A companheira falava,
despreocupadamente, ao telefone, no quarto de dormir:
‒ Ah! Sim!... Não há problema. Hoje
mesmo. Às três horas... Meu marido não pode saber.
Júlio retrocedeu, à maneira de
cão espantado. Sob enorme excitação, tornou à rua. Logo após, notificou na
oficina que se achava doente e pretendia medicar-se. Retornou a casa e tentou o
almoço, em companhia da mulher que, em vão, procurou fazê-lo sorrir.

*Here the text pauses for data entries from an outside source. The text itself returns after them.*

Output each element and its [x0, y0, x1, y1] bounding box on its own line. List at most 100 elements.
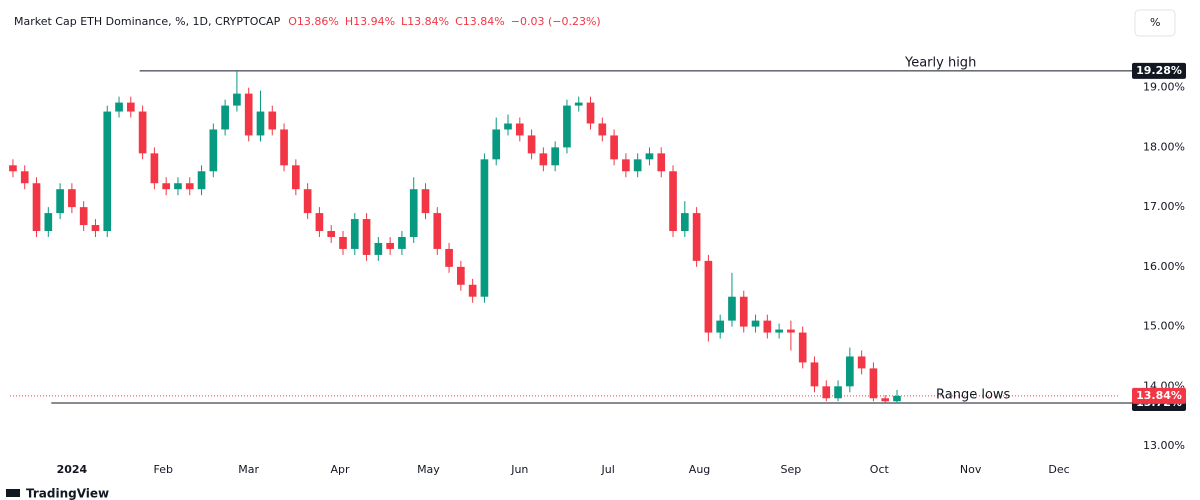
candle-body — [233, 93, 241, 106]
candle-body — [492, 129, 501, 160]
candle-body — [586, 102, 595, 124]
candle-body — [822, 386, 831, 399]
x-tick-label: Feb — [153, 463, 172, 476]
x-tick-label: Apr — [331, 463, 351, 476]
candle-body — [9, 165, 17, 172]
candle-body — [716, 320, 725, 333]
candle-body — [598, 123, 607, 136]
candle-body — [174, 183, 182, 190]
candle-body — [433, 213, 442, 249]
candle-body — [374, 242, 383, 255]
candle-body — [763, 320, 772, 333]
candle-body — [480, 159, 489, 297]
candle-body — [138, 111, 147, 154]
candle-body — [162, 183, 171, 190]
y-tick-label: 17.00% — [1143, 200, 1185, 213]
candle-body — [32, 183, 41, 232]
candle-body — [256, 111, 265, 136]
candle-body — [197, 171, 206, 190]
candle-body — [398, 236, 406, 249]
legend-value: L13.84% — [401, 15, 449, 28]
candle-body — [539, 153, 548, 166]
x-tick-label: Dec — [1048, 463, 1069, 476]
footer-logo: TradingView — [26, 487, 109, 500]
candle-body — [563, 105, 571, 148]
candle-body — [857, 356, 866, 369]
y-tick-label: 13.00% — [1143, 439, 1185, 452]
candle-body — [209, 129, 218, 172]
candle-body — [126, 102, 135, 112]
price-tag-label: 13.84% — [1136, 389, 1182, 402]
legend-value: O13.86% — [288, 15, 339, 28]
candle-body — [91, 225, 100, 232]
price-tag — [1132, 62, 1186, 79]
candle-body — [457, 266, 465, 285]
y-tick-label: 18.00% — [1143, 140, 1185, 153]
candle-body — [268, 111, 277, 130]
x-tick-label: Jun — [510, 463, 528, 476]
candle-body — [292, 165, 300, 190]
candle-body — [350, 219, 359, 249]
x-tick-label: Jul — [601, 463, 615, 476]
candle-body — [798, 332, 807, 363]
candle-body — [645, 153, 654, 160]
candle-body — [739, 296, 748, 327]
y-tick-label: 19.00% — [1143, 81, 1185, 94]
x-tick-label: Oct — [870, 463, 890, 476]
candle-body — [846, 356, 854, 387]
candle-body — [44, 213, 53, 232]
candle-body — [409, 189, 418, 237]
candle-body — [551, 147, 559, 166]
legend-value: C13.84% — [455, 15, 505, 28]
candle-body — [339, 236, 347, 249]
candle-body — [574, 102, 583, 106]
candle-body — [327, 231, 336, 237]
candle-body — [79, 207, 88, 226]
candle-body — [680, 213, 689, 232]
x-tick-label: Aug — [689, 463, 710, 476]
candle-body — [704, 260, 713, 333]
candle-body — [869, 368, 878, 399]
candle-body — [893, 395, 901, 402]
level-annotation: Range lows — [936, 388, 1011, 403]
level-annotation: Yearly high — [904, 55, 976, 70]
candle-body — [728, 296, 736, 321]
x-tick-label: Nov — [960, 463, 982, 476]
candle-body — [787, 329, 795, 333]
candle-body — [421, 189, 430, 214]
candle-body — [20, 171, 29, 184]
x-tick-label: May — [417, 463, 440, 476]
candle-body — [633, 159, 642, 172]
candle-body — [610, 135, 618, 160]
candle-body — [303, 189, 312, 214]
candle-body — [315, 213, 324, 232]
candle-body — [185, 183, 194, 190]
y-tick-label: 15.00% — [1143, 320, 1185, 333]
candle-body — [622, 159, 630, 172]
ohlc-legend: O13.86% H13.94% L13.84% C13.84% −0.03 (−0.23… — [288, 15, 600, 28]
scale-button-label[interactable]: % — [1150, 16, 1160, 29]
candle-body — [515, 123, 524, 136]
candle-body — [810, 362, 819, 387]
candle-body — [150, 153, 159, 184]
candle-body — [834, 386, 842, 399]
candle-body — [751, 320, 760, 327]
candle-body — [881, 398, 890, 402]
candle-body — [468, 284, 477, 297]
logo-icon — [6, 489, 20, 497]
candle-body — [504, 123, 512, 130]
candle-body — [527, 135, 536, 154]
candle-body — [445, 248, 453, 267]
candle-body — [692, 213, 701, 261]
price-tag-label: 19.28% — [1136, 64, 1182, 77]
scale-button[interactable] — [1134, 9, 1176, 37]
candle-body — [386, 242, 394, 249]
candle-body — [68, 189, 76, 208]
x-tick-label: 2024 — [57, 463, 88, 476]
candle-body — [115, 102, 123, 112]
candle-body — [221, 105, 229, 130]
candle-body — [362, 219, 371, 255]
candle-body — [669, 171, 677, 232]
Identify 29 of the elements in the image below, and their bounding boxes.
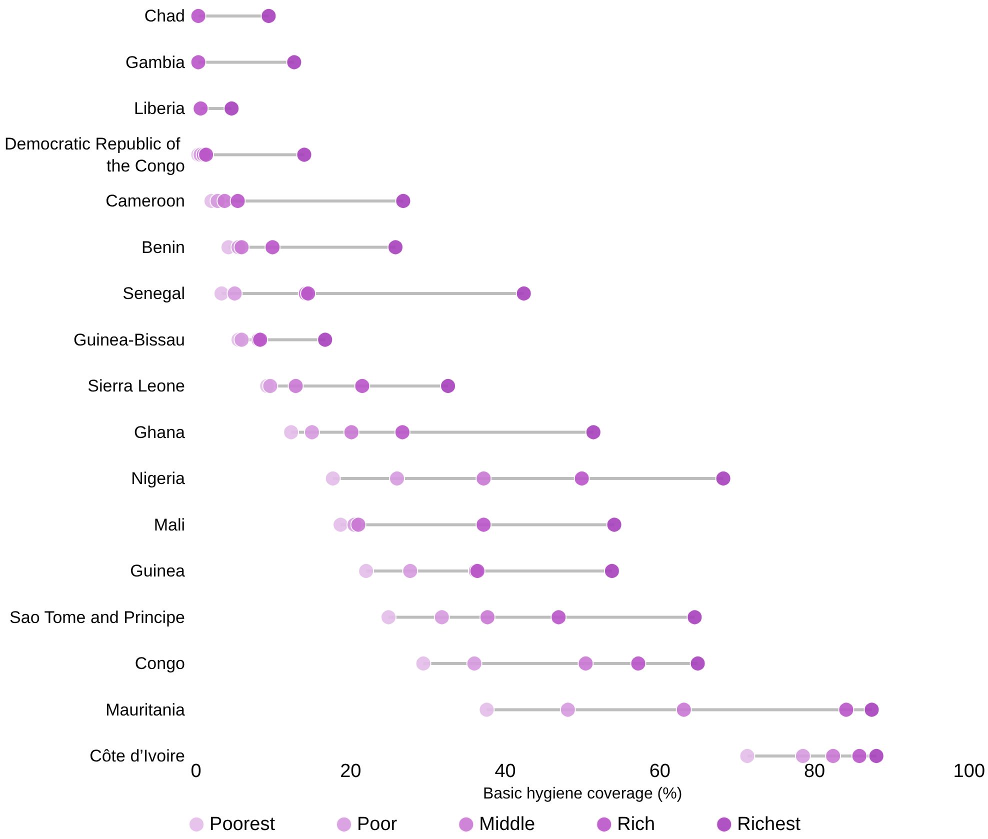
legend-label: Richest: [737, 814, 802, 835]
legend-label: Poorest: [210, 814, 276, 835]
x-tick-label: 60: [649, 761, 670, 782]
legend-label: Middle: [479, 814, 536, 835]
y-tick-label: Sierra Leone: [88, 376, 185, 396]
y-tick-label: Congo: [134, 654, 185, 673]
y-tick-label: Guinea-Bissau: [73, 330, 185, 350]
x-tick-label: 20: [340, 761, 362, 782]
legend-label: Poor: [357, 814, 398, 835]
y-tick-label: Senegal: [122, 284, 185, 303]
x-tick-label: 0: [190, 761, 202, 782]
y-tick-label: Nigeria: [131, 469, 186, 488]
y-tick-label: Democratic Republic of the Congo: [4, 134, 185, 176]
y-tick-label: Cameroon: [106, 192, 185, 210]
y-tick-label: Liberia: [134, 99, 186, 118]
x-axis-title: Basic hygiene coverage (%): [482, 786, 682, 802]
y-tick-label: Sao Tome and Principe: [10, 608, 185, 627]
y-tick-label: Côte d’Ivoire: [90, 746, 185, 766]
y-tick-label: Mali: [154, 515, 185, 534]
legend-label: Rich: [617, 814, 656, 835]
x-tick-label: 100: [953, 761, 985, 782]
y-tick-label: Chad: [144, 6, 185, 26]
y-tick-label: Gambia: [125, 52, 186, 72]
y-tick-label: Ghana: [134, 422, 186, 442]
y-tick-label: Benin: [142, 238, 185, 257]
x-tick-label: 40: [494, 761, 516, 782]
y-tick-label: Guinea: [130, 562, 186, 580]
y-tick-label: Mauritania: [106, 700, 186, 720]
x-tick-label: 80: [804, 761, 826, 782]
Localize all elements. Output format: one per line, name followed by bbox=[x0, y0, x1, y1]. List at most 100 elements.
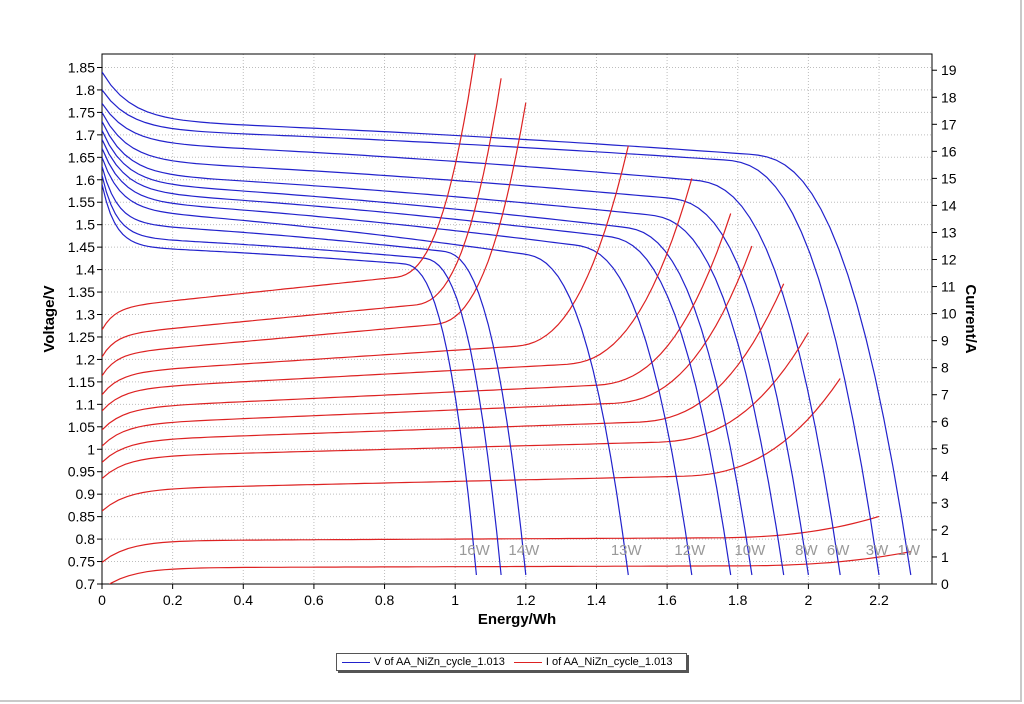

Acabrunhado, voltou a perambular
pelas vias públicas e, poucos minutos depois das três da tarde, entrou
sutilmente no lar... Aflito, mentalmente descontrolado, entreabriu devagarinho
a porta do quarto e viu, agora positivamente aterrado, um rapaz em mangas de
camisa, a inclinar-se sobre o seu próprio leito. De imaginação envenenada,
concebeu a pior interpretação...
O pobre operário recusou em
delírio e, à noite, foi encontrado morto num pequeno galpão dos fundos.
Enforcara-se em desespero...
Só então, ao choro de Dona
Dulce, o mexerico foi destrinçado.
Dionísio era apenas o belo
gatinho angorá que a desolada senhora criava com estimação imensa; o moço que a
seguira até o ônibus era o veterinário, a cujos cuidados profissionais confiara
ela o animal doente; o telefonema era baseado na encomenda que Dona Dulce
fizera de um colchão de molas, ao gosto moderno, para uma afetuosa surpresa ao
marido, e o rapaz que se achava no aposento íntimo do casal era, nem mais nem
menos, o empregado da casa de móveis que viera ajustar o colchão referido ao
leito de grandes proporções.
A tragédia, porém, estava
consumada e Dona Lequinha, diante do suicida exposto à visitação, comentou,
baixinho, para a amiga de lado:
‒ Que homem precipitado! Morrer
por uma bobagem! A gente fala certas coisas, só por falar!